Ketika seorang wanita dewasa telah memutuskan untuk berumah tangga maka prioritas utamanya adalah keluarganya. Sudah menjadi kodrat perempuan jika dia harus bisa menjalani perannya sebagai istri dan seorang ibu. Tapi peran tersebut bukan berarti membuat perempuan selalu tenggelam diantara setumpuk pekerjaan sebagai istri, ibu dan bahkan sebagai perempuan pekerja. Haruskah ritme peranannya tersebut membuat hari-harinya bergerak statis?
http://www.nurulfitri.com/2017/09/bukan-zaman-perempuan-bergerak-statis.html
Bukankah lebih baik jika keseharian seorang perempuan bergerak ritmis dan dinamis? Sudah bukan zamannya lagi perempuan seolah-olah terpenjara oleh status dan kesibukannya sehari-hari. Tanpa bisa mendapat makna yang berarti dari semua yang dilakukannya sehingga menghasilkan manfaat bagi keluarga, masyarakat, atau setidaknya bermanfaat untuk dirinya sendiri 

Setidaknya wacana tersebut berulangkali dikemukakan oleh wanita yang telah melahirkan saya ke dunia ini. Beliau selalu berpesan agar saya selalu bisa terus meng-upgrade diri, meskipun memilih tidak bekerja di kantoran.

Beberapa tahun yang lalu akhirnya saya memutuskan untuk keluar dari tempat bekerja yang telah memberi saya kenyamanan finansial selama 9 tahun. Keterbatasan pengasuh anak yang ada di sekitar tempat saya dulu, membuat saya tidak bisa meminta bantuan orang lain untuk mengasuh anak-anak. 

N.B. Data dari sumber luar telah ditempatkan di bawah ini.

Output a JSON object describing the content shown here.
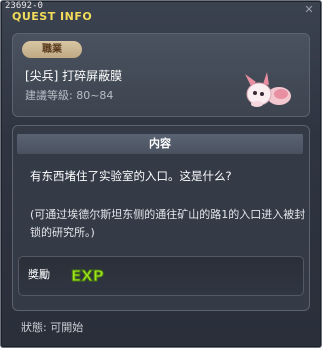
{
  "quest_id": "23692-0",
  "window": {
    "title": "QUEST INFO",
    "close_icon": "close-icon"
  },
  "header": {
    "job_badge": "職業",
    "quest_name": "[尖兵] 打碎屏蔽膜",
    "level_text": "建議等級: 80~84",
    "npc_icon": "pink-creature-icon"
  },
  "content": {
    "heading": "内容",
    "description": "有东西堵住了实验室的入口。这是什么?",
    "hint": "(可通过埃德尔斯坦东侧的通往矿山的路1的入口进入被封锁的研究所。)"
  },
  "reward": {
    "label": "獎勵",
    "exp_label": "EXP"
  },
  "status": "狀態: 可開始",
  "colors": {
    "title": "#f2dc5a",
    "exp_fill": "#9ee51e",
    "badge": "#cdb892"
  }
}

Alhamdulillah keputusan saya untuk menjadi ibu rumah tangga sepenuh waktu, didukung oleh suami dan orangtua. Mereka melihat tidak ada yang salah jika seorang sarjana memutuskan untuk mengasuh anaknya sendiri. Toh, ilmu yang didapatkan dari bangku kuliah, masih bisa digunakan untuk mendidik buah hati.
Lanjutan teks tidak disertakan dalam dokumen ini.